If politicians in the south are feeling strong enough to ‘come out’, why not the north?

Whatever you think of Dominic Hannigan’s politics, the Labour TD took several goes at trying to represent the good people of Meath East… John Lyons came through at the first time of asking in the more working class constituency of Dublin North–West. They did so with the voters in full knowledge that they were gay. Cork South Central Fine Gael TD Jerry Buttimer has decided to follow suite and himself come out.
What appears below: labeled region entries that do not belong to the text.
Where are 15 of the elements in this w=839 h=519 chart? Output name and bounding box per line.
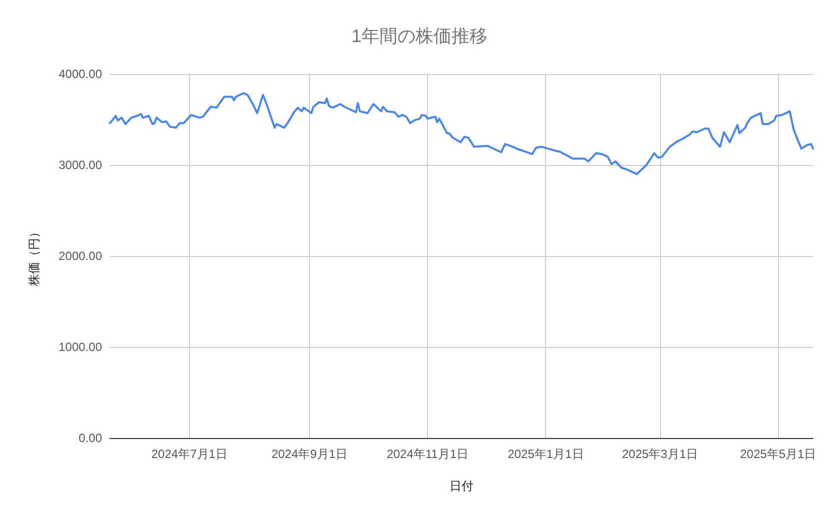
y-tick-label: 4000.00: [58, 67, 102, 81]
y-tick-label: 3000.00: [58, 158, 102, 172]
line-series: [109, 92, 814, 176]
x-tick-label: 2024年11月1日: [386, 447, 469, 461]
x-tick-label: 2025年5月1日: [740, 447, 816, 461]
x-axis-title: 日付: [450, 479, 474, 493]
y-tick-label: 2000.00: [58, 249, 102, 263]
x-tick-label: 2025年3月1日: [622, 447, 698, 461]
y-tick-label: 0.00: [78, 431, 102, 445]
x-tick-label: 2025年1月1日: [508, 447, 584, 461]
x-tick-label: 2024年7月1日: [151, 447, 228, 461]
x-tick-label: 2024年9月1日: [271, 447, 348, 461]
chart-title: 1年間の株価推移: [351, 26, 488, 46]
y-axis-title: 株価（円）: [27, 226, 41, 287]
y-tick-label: 1000.00: [58, 340, 102, 354]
I very much doubt they are the only gay TDs elected to the Oireachtas, and it’s notable that most of them represent large urban or semi urban areas. But there is no doubt, as Fionnuala O’Connor noted in the Irish News yesterday, that a much larger degree of openness around the subject can do nothing but help in a society where the private life of almost every family has changed whilst public life has lagged:

…in every family, or almost every family, someone has gathered all their courage and told parents, siblings, one sister or a favoured aunt, or they’re about to say the words. The distressing counterbalance is that in every few streets someone else is living in dread and living a lie”.

It used to be joked about in certain bars (I’m told) that there were three communities in Belfast: Catholic, Protestant and gay. And it’s almost certainly true that although the smallest of the three, that gays and lesbians per capita suffered more stress and harm than the other two put together…

Last word to Fionnuala:

If any, or better still every gay politician in Sinn Fein, the SDLP, DUP, Ulster Unionists and the smaller parties would speak out like Jerry Buttimer with strong support from their hero colleagues, they would be blessed – by the young and not so young, who’ve been shamed into silence.